Пока заряжающий быстрым скупым движением вставлял следующий бронебойно-трассирующий снаряд в казенник орудия, а наводчик вручную доворачивал башню вслед за по-прежнему несущимся вперед уже свободным от пехоты врагом, открыли огонь идущие на небольшом удалении остальные красноармейские машины. Три танка второго, заднего, взвода остановились, и почти залпом выпустили бронебойные снаряды в примерном направлении обнаружившего себя орудийной вспышкой притаившегося врага, а две машины первого взвода вместе с экипажем командира роты били сходу, не останавливаясь. Поймав момент, германский наводчик выпустил второй снаряд и уже не промахнулся: его трасса уткнулась прямо в борт. Но, судя по яркой вспышке снаружи, проникнуть вовнутрь корпуса бронебойный снаряд так и не смог.
Он угодил танку между надгусеничной полкой и самой гусеницей. Даже с 200 метров 50-мм бронебойный германский снаряд, выпущенный из длинноствольной танковой пушки T-III, не был способен пробить мощный 75-мм борт советской машины.
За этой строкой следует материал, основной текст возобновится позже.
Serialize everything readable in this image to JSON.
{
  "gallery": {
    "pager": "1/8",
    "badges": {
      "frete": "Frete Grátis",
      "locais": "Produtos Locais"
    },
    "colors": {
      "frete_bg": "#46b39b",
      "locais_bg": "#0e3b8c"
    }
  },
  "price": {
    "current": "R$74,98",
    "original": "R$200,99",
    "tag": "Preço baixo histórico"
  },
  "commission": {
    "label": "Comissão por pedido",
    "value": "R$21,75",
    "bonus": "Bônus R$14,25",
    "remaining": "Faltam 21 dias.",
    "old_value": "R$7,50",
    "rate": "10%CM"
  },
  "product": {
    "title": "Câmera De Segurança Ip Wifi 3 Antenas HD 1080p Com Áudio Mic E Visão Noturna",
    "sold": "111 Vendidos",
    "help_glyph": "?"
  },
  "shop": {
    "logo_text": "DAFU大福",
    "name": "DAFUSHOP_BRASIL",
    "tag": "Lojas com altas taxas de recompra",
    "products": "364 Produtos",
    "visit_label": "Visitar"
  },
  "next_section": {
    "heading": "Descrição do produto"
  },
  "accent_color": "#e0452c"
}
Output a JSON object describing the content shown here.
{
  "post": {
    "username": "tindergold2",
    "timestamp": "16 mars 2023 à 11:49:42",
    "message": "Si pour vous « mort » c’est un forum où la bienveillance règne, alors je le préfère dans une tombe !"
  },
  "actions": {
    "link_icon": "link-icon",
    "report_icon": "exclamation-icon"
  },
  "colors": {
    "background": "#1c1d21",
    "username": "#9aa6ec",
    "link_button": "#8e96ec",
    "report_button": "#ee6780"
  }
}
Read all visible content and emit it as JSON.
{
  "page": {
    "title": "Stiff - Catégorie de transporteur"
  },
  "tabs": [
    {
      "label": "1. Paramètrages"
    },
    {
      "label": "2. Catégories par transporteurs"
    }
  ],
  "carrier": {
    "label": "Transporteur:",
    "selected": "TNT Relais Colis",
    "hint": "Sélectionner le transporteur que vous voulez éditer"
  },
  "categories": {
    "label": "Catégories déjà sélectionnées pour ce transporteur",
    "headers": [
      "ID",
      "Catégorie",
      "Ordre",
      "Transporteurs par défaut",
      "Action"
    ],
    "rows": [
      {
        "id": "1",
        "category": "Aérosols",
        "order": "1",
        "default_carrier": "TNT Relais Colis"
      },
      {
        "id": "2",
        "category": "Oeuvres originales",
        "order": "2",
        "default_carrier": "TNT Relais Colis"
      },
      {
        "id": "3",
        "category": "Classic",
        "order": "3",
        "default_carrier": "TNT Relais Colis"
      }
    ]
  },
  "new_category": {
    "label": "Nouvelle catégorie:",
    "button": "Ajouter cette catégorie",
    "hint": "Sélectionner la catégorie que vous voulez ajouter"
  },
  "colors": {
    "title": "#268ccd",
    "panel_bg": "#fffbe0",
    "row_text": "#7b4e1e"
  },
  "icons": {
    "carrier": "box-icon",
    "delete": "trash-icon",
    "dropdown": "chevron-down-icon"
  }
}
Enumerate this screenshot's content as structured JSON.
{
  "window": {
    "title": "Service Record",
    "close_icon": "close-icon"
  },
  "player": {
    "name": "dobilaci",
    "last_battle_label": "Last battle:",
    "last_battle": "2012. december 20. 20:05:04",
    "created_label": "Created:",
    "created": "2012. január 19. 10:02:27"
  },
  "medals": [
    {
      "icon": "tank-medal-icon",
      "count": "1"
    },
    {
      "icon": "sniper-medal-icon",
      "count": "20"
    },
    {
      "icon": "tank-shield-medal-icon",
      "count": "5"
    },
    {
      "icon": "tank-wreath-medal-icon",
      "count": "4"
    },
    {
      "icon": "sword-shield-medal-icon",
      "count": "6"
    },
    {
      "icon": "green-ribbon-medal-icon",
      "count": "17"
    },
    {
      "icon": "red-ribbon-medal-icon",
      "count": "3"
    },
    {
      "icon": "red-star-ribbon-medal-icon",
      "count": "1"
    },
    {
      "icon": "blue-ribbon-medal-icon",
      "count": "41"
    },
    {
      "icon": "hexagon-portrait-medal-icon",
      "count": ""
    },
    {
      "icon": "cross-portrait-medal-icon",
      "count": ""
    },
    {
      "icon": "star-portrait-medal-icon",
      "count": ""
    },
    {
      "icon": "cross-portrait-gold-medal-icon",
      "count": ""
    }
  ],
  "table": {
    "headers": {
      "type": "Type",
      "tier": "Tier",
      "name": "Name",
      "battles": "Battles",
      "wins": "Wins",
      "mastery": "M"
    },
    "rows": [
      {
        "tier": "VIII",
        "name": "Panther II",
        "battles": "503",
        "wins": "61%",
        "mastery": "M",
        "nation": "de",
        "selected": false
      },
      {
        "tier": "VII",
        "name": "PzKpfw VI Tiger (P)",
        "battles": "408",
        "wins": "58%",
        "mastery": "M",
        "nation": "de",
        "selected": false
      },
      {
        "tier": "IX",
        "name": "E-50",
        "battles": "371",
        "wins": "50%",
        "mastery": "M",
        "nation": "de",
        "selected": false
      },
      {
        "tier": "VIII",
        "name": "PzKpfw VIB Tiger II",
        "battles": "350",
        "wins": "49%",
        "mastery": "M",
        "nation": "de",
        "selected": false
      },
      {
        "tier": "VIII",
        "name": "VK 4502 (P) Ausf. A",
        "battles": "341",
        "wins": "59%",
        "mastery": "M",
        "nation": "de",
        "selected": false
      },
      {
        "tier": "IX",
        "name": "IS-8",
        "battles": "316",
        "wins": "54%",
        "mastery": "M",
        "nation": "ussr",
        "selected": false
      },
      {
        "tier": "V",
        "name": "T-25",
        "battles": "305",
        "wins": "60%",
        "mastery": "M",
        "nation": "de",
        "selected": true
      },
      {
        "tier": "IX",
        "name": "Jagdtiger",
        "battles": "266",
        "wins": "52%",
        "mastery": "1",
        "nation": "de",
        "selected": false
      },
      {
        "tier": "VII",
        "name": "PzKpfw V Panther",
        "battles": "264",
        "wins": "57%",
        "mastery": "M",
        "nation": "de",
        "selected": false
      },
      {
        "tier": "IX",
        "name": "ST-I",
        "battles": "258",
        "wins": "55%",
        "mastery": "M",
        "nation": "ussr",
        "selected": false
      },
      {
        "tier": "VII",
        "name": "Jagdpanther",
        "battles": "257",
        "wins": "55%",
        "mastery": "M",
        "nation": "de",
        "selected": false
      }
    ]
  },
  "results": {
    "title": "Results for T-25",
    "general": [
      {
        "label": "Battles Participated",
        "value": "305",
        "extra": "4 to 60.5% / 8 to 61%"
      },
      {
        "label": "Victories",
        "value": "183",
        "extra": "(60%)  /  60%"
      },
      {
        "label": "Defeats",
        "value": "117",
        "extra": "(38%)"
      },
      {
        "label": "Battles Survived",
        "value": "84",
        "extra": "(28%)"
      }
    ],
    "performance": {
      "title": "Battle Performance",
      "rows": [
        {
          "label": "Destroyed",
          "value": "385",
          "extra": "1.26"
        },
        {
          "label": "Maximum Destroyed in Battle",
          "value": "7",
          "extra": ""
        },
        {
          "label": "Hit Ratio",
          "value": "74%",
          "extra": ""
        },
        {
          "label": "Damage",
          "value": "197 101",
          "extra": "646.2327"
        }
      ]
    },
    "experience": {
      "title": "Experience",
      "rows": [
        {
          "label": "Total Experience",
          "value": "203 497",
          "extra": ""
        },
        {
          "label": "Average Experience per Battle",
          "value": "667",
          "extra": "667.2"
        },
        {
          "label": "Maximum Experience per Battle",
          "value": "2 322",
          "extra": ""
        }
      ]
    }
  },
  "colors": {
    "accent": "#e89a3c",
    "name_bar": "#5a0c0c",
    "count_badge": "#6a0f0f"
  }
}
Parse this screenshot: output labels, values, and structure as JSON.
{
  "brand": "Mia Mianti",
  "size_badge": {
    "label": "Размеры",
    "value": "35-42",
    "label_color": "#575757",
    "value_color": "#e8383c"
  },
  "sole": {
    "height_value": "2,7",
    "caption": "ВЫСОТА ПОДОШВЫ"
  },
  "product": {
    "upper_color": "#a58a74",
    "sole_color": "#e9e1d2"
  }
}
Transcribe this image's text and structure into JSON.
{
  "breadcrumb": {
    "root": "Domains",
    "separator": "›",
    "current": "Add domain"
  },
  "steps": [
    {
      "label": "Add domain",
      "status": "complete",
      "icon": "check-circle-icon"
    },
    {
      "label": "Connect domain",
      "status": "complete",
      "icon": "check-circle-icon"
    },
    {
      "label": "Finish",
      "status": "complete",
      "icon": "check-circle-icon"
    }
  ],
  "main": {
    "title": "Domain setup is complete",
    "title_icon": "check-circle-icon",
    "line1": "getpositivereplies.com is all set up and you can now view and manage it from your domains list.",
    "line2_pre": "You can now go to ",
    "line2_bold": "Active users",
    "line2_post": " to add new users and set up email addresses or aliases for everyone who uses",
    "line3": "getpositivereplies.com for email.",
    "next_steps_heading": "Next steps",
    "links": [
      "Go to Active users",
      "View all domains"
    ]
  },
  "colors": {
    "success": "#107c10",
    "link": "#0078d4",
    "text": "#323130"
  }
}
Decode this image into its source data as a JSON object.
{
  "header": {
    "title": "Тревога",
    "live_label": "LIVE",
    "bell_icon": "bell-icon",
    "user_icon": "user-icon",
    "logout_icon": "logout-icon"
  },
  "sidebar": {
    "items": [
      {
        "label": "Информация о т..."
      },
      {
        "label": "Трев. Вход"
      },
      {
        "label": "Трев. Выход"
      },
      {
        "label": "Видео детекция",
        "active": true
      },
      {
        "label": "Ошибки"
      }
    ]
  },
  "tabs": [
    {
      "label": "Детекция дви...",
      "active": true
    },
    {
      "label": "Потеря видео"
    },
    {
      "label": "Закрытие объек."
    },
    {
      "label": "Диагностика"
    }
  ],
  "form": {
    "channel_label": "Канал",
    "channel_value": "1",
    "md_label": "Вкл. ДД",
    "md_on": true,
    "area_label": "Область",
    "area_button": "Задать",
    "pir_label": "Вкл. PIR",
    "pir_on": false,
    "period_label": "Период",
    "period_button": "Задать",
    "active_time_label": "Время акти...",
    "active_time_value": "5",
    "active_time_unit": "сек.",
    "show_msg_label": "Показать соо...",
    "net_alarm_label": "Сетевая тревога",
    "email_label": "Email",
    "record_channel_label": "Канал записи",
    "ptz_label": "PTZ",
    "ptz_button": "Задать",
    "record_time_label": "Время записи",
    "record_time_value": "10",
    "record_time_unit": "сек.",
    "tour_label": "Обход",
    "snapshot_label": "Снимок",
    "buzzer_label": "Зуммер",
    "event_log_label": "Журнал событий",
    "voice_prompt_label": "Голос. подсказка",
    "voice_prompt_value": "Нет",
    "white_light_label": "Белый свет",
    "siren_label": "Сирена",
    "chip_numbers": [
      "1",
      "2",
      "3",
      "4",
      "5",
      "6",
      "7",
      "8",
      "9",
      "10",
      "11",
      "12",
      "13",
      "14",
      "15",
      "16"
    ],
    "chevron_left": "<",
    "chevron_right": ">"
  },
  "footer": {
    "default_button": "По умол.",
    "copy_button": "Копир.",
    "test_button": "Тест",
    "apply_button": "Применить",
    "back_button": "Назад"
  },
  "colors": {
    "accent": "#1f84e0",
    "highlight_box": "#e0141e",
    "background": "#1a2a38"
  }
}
Оставив глубокую вмятину в гомогенной броне, он взорвался и вред противнику все-таки нанес – разворотил полку и перебил гусеницу, что русский мехвод заметил не сразу. Лишь, когда полностью «разувшись» с левой стороны, быстро несущийся танк по-прежнему работающей правой гусеницей неожиданно развернуло лбом в сторону леса, он затормозил тяжелую машину.
Уже приготовившийся стрелять советский наводчик из-за внезапного поворота машины потерял намеченную цель – ему пришлось спешно возвращать башню электроприводом обратно. Однако его выстрел так и не понадобился. В лесу ярко рвануло: один из не прекращающих сыпаться на плохо видимого врага советских снарядов с легкостью проломил 30-мм борт и своим заброневым действием вызвал детонацию боекомплекта. Экипаж фельдфебеля Ханке, за исключением укрывшегося неподалеку везучего механика-водителя Шварца разметался мощной взрывной волной и осколками на крупные и мелкие фрагменты и перестал существовать. Не довелось бравому фельдфебелю получить не то, что Железный крест – даже под деревянный закапывать было особо нечего.
Выживший механик-водитель, слегка оглушенный близким разрывом, не стал ждать, когда разозленные русские начнут прочесывать поле боя, и тем более он не собирался от них самоубийственно отстреливаться. Шварц отполз подальше за деревья; поднялся на ноги; поправил на голове черную обсыпанную землей пилотку; закинул ремень чужого автомата на плечо; подобрал и засунул за ремень, возле кобуры парабеллума, брошенный кем-то штык от карабина без ножен и тяжелой трусцой побежал вверх по заросшему зеленью пологому склону, хваля всевышнего (о котором вспоминал только в таких исключительных случаях), что он не разделил печальную судьбу своих товарищей.